Bel-Ami

Guy de Maupassant,  Bel-Ami
Guy de Maupassant, Bel-Ami

Roman de Guy de Maupassant, publié en feuilleton dans le Gil-Blas (1885).

Employé aux chemins de fer, Georges Duroy, plus tard « du Roy », enfin « du Roy de Cantel », devient, après deux mariages et quelques liaisons, directeur d'un grand journal parisien. Cette position privilégiée le met au cœur des scandales qui agitent la France des premières années de la Troisième République, sous la triple influence des hommes politiques, des financiers et des femmes : un Rastignac de la deuxième génération.

En faisant d’un homme ambitieux et opportuniste la figure principale de son livre, Maupassant joue sur les sentiments ambigus du lecteur. Georges Duroy est tour à tour le jouet et l’acteur d’un système corrompu, et il en est pour finir l’observateur – à l’instar de l’auteur avec lequel il partage plusieurs traits, parmi lesquels un grand pouvoir de séduction. La situation de l’ouvrage à l’époque contemporaine en accentue le caractère réaliste, même si le principal thème développé, celui de l’ambition personnelle et de l’élévation sociale, souligne l’empreinte de Balzac.

Morceaux choisis

« Dis donc, mon vieux, sais-tu que tu as vraiment du succès auprès des femmes ? Il faut soigner ça. Ça peut te mener loin. »
Il se tut une seconde, puis reprit, avec ce ton rêveur des gens qui pensent tout haut :
« C'est encore par elles qu'on arrive le plus vite. »

(Première partie, chapitre Ier).

En arrivant au second étage, il aperçut une autre glace et il ralentit sa marche pour se regarder passer. Sa tournure lui parut vraiment élégante. Il marchait bien. Et une confiance immodérée en lui-même emplit son âme.

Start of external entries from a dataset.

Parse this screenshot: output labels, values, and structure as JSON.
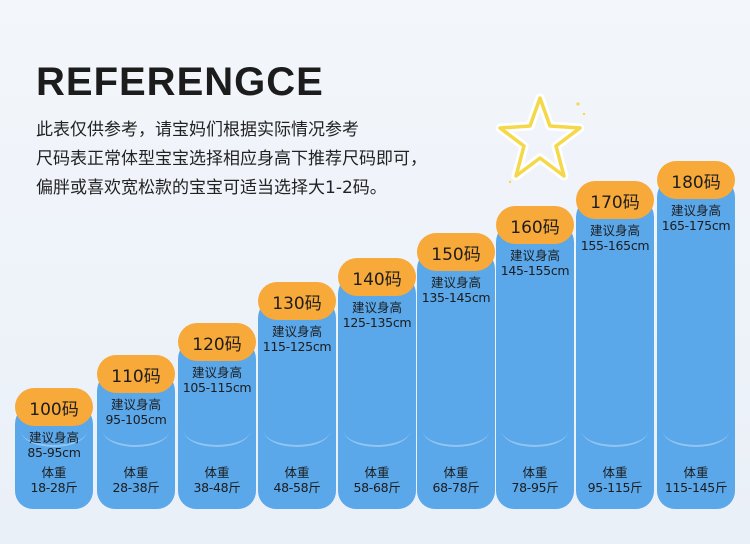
{
  "title": "REFERENGCE",
  "description": [
    "此表仅供参考，请宝妈们根据实际情况参考",
    "尺码表正常体型宝宝选择相应身高下推荐尺码即可，",
    "偏胖或喜欢宽松款的宝宝可适当选择大1-2码。"
  ],
  "height_label": "建议身高",
  "weight_label": "体重",
  "colors": {
    "bar": "#5aa7ea",
    "size_pill": "#f7a93a",
    "star": "#f5d84a"
  },
  "sizes": [
    {
      "size": "100码",
      "height": "85-95cm",
      "weight": "18-28斤"
    },
    {
      "size": "110码",
      "height": "95-105cm",
      "weight": "28-38斤"
    },
    {
      "size": "120码",
      "height": "105-115cm",
      "weight": "38-48斤"
    },
    {
      "size": "130码",
      "height": "115-125cm",
      "weight": "48-58斤"
    },
    {
      "size": "140码",
      "height": "125-135cm",
      "weight": "58-68斤"
    },
    {
      "size": "150码",
      "height": "135-145cm",
      "weight": "68-78斤"
    },
    {
      "size": "160码",
      "height": "145-155cm",
      "weight": "78-95斤"
    },
    {
      "size": "170码",
      "height": "155-165cm",
      "weight": "95-115斤"
    },
    {
      "size": "180码",
      "height": "165-175cm",
      "weight": "115-145斤"
    }
  ]
}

(Première partie, chapitre II).

Georges et Madeleine rentrèrent fort tard. […]
En arrivant sur le palier du premier étage, la flamme subite [de la bougie] fit surgir dans la glace leurs deux figures illuminées au milieu des ténèbres de l'escalier.
[…] Du Roy leva la main pour bien éclairer leurs images, et il dit, avec un air de triomphe :
« Voilà des millionnaires qui passent. »

(Deuxième partie, chapitre VI).

Georges reprit le bras de Suzanne pour retraverser l'église. Elle était pleine de monde, car chacun avait regagné sa place afin de les voir passer ensemble. Il allait lentement, d'un pas calme, la tête haute, les yeux fixés sur la grande baie ensoleillée de la porte. Il sentait sur sa peau courir de longs frissons, ces frissons froids que donnent les immenses bonheurs. Il ne voyait personne, il ne pensait qu'à lui. Lorsqu'il parvint sur le seuil, il aperçut la foule amassée, une foule noire, bruissante, venue là pour lui, pour lui Georges Du Roy. Le peuple de Paris le contemplait et l'enviait. Puis, relevant les yeux, il découvrit là-bas, derrière la place de la Concorde, la Chambre des députés. Et il lui sembla qu'il allait faire un bond du portique de la Madeleine au portique du Palais-Bourbon. Il descendit avec lenteur les marches du haut perron entre deux haies de spectateurs. Mais il ne les voyait point; sa pensée maintenant revenait en arrière, et devant ses yeux éblouis par l'éclatant soleil flottait l'image de Mme de Marelle rajustant en face de la glace les petits cheveux frisés de ses tempes, toujours défaits au sortir du lit.

(Deuxième partie, chapitre X [fin du roman]).